This patch implements the getOptimalMemOpType callback which is used by the generic mem* lowering in SelectionDAG to pick the widest type used. This patch only changes the behavior when vector instructions are available, as the default is reasonable for scalar.
Without this change, we were emitting either XLEN sized stores (for aligned operations) or byte sized stores (for unaligned operations.) Interestingly, the final codegen was nowhere near as bad as that would seem to imply. Generic load combining and store merging kicked in, and frequently (but not always) produced pretty reasonable vector code.
The primary effects of this change are:
- Enable the use of vector operations for memset of non-constant.
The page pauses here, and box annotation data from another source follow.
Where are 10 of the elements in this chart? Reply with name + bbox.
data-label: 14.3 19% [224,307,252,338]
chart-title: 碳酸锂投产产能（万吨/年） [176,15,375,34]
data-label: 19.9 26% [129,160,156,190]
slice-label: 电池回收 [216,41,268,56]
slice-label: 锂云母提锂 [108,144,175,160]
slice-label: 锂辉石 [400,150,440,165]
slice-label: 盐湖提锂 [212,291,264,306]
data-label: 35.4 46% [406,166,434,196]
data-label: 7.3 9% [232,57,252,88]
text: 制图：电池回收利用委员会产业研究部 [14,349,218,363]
Our generic store merging logic doesn't know how to merge a broadcast store, and thus we were seeing the generic (and awful) byte expansion lowering for unaligned memset.
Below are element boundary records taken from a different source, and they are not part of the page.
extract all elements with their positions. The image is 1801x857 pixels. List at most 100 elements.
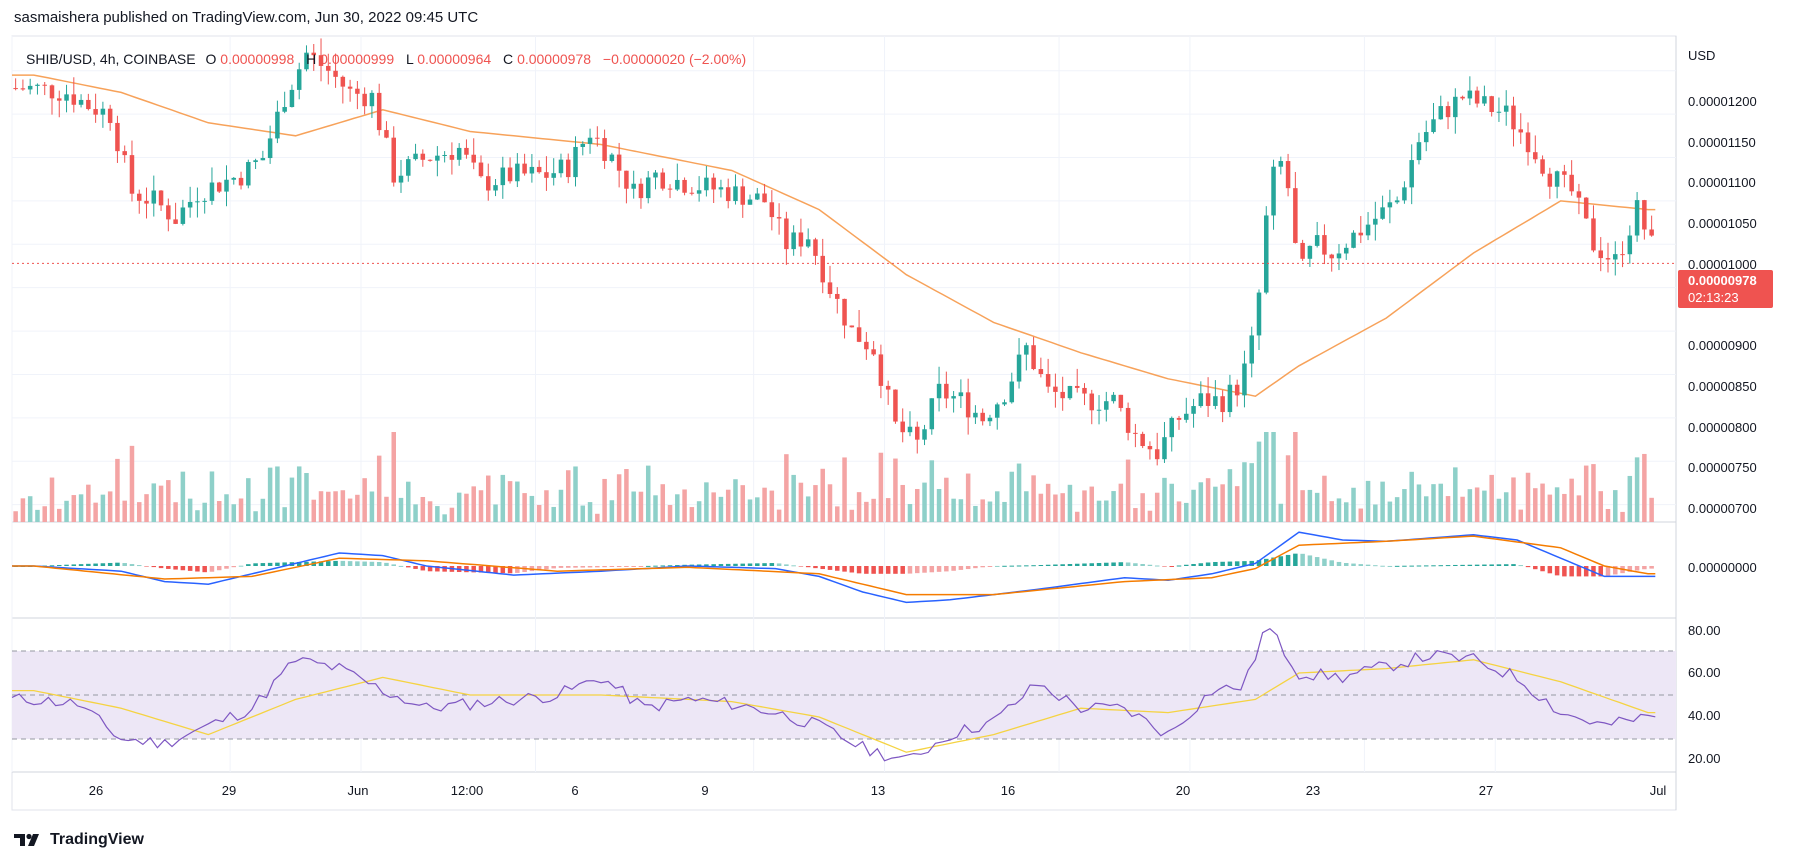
macd-histogram-bar (78, 564, 84, 566)
rsi-axis-label: 20.00 (1688, 751, 1721, 766)
macd-histogram-bar (158, 566, 164, 569)
candle-body (827, 282, 833, 294)
volume-bar (965, 473, 971, 522)
macd-histogram-bar (1147, 564, 1153, 566)
candle-body (1205, 393, 1211, 406)
volume-bar (558, 489, 564, 522)
price-axis-label: 0.00001050 (1688, 216, 1757, 231)
candle-body (1591, 218, 1596, 251)
volume-bar (1562, 493, 1567, 522)
macd-histogram-bar (1547, 566, 1553, 574)
candle-body (1314, 235, 1320, 246)
legend-c-label: C (503, 51, 513, 67)
volume-bar (1518, 509, 1524, 522)
volume-bar (944, 477, 949, 522)
volume-bar (1365, 480, 1371, 522)
volume-bar (1184, 502, 1189, 522)
macd-histogram-bar (667, 565, 673, 567)
volume-bar (631, 491, 636, 522)
candle-body (689, 192, 695, 194)
candle-body (1511, 105, 1516, 130)
candle-body (376, 92, 382, 131)
candle-body (936, 383, 942, 399)
macd-histogram-bar (733, 563, 738, 566)
volume-bar (1503, 492, 1509, 522)
time-axis-label: 26 (89, 783, 103, 798)
volume-bar (587, 502, 593, 522)
candle-body (296, 69, 302, 90)
volume-bar (871, 498, 876, 522)
macd-histogram-bar (1307, 555, 1313, 566)
volume-bar (1285, 455, 1291, 522)
candle-body (624, 170, 629, 189)
volume-bar (1111, 491, 1116, 522)
candle-body (675, 179, 680, 190)
macd-histogram-bar (1474, 564, 1480, 566)
price-axis-label: 0.00000900 (1688, 338, 1757, 353)
candle-body (536, 166, 542, 173)
macd-histogram-bar (922, 566, 927, 573)
candle-body (864, 341, 869, 350)
volume-bar (1358, 508, 1364, 522)
candle-body (1118, 394, 1124, 408)
macd-histogram-bar (1285, 554, 1291, 566)
volume-bar (493, 504, 498, 522)
macd-histogram-bar (384, 562, 389, 566)
candle-body (980, 412, 985, 422)
volume-bar (1256, 441, 1262, 522)
macd-histogram-bar (565, 566, 571, 568)
candle-body (1423, 132, 1429, 143)
rsi-lines (11, 627, 1656, 762)
volume-bar (1293, 432, 1298, 522)
macd-histogram-bar (369, 561, 375, 566)
macd-histogram-bar (1525, 566, 1531, 568)
volume-bar (1489, 474, 1494, 522)
candle-body (202, 200, 207, 202)
macd-histogram-bar (398, 565, 404, 567)
macd-histogram-bar (762, 563, 767, 566)
candle-body (1147, 446, 1153, 450)
volume-bar (391, 432, 396, 522)
macd-histogram-bar (1445, 565, 1451, 567)
volume-bar (1394, 497, 1400, 522)
candle-body (420, 153, 426, 160)
volume-bar (602, 478, 607, 522)
macd-histogram-bar (122, 563, 127, 566)
macd-lines (12, 531, 1656, 604)
macd-histogram-bar (914, 566, 920, 574)
volume-bar (1467, 489, 1473, 522)
candle-body (573, 146, 578, 178)
macd-histogram-bar (202, 566, 207, 573)
volume-bar (406, 481, 411, 522)
time-axis[interactable]: 26 29 Jun 12:00 6 9 13 16 20 23 27 Jul (89, 783, 1667, 798)
macd-histogram-bar (282, 562, 287, 566)
candle-body (1460, 96, 1465, 99)
volume-bar (1133, 508, 1138, 522)
volume-bar (994, 491, 1000, 522)
candle-body (144, 200, 149, 204)
volume-bar (515, 481, 520, 522)
last-price-value: 0.00000978 (1688, 273, 1757, 288)
volume-bar (1278, 503, 1284, 522)
candle-body (20, 88, 26, 90)
candle-body (180, 207, 186, 224)
candle-body (944, 383, 949, 399)
candle-body (35, 84, 40, 86)
macd-histogram-bar (645, 565, 651, 567)
macd-histogram-bar (1293, 553, 1298, 566)
volume-bar (129, 445, 135, 522)
macd-histogram-bar (936, 566, 942, 572)
macd-histogram-bar (798, 566, 804, 567)
volume-bar (529, 495, 535, 522)
macd-histogram-bar (1089, 563, 1095, 566)
time-axis-label: 29 (222, 783, 236, 798)
price-axis[interactable]: USD 0.00001200 0.00001150 0.00001100 0.0… (1688, 48, 1757, 516)
macd-histogram-bar (1074, 563, 1080, 566)
candle-body (1373, 218, 1378, 225)
volume-bar (180, 471, 186, 522)
candle-body (478, 162, 484, 177)
macd-histogram-bar (1118, 562, 1124, 566)
volume-bar (1242, 462, 1247, 522)
volume-bar (464, 493, 469, 522)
- Enable the generic misaligned overlap trick where we write to some of the same bytes twice. The alternative is to either a) use an increasing small sequence of stores for the tail or b) use VL to restrict the vector store. The later is not implemented at this time, so the former is what previously happened. Interestingly, I'm not sure that changing VL (as opposed to the overlap trick) is even obviously profitable here.
One thing I intentionally left out of this was lowering for operations with size less than min-VLENB. I've got some thoughts there, but I'm not sure exactly where we're going to settle yet, and my first attempt seems to require some changes to generic code which seemed worth separating.
Just a minor optimization thought here, we might use i16 or i32 (on RV64) if alignment is OK?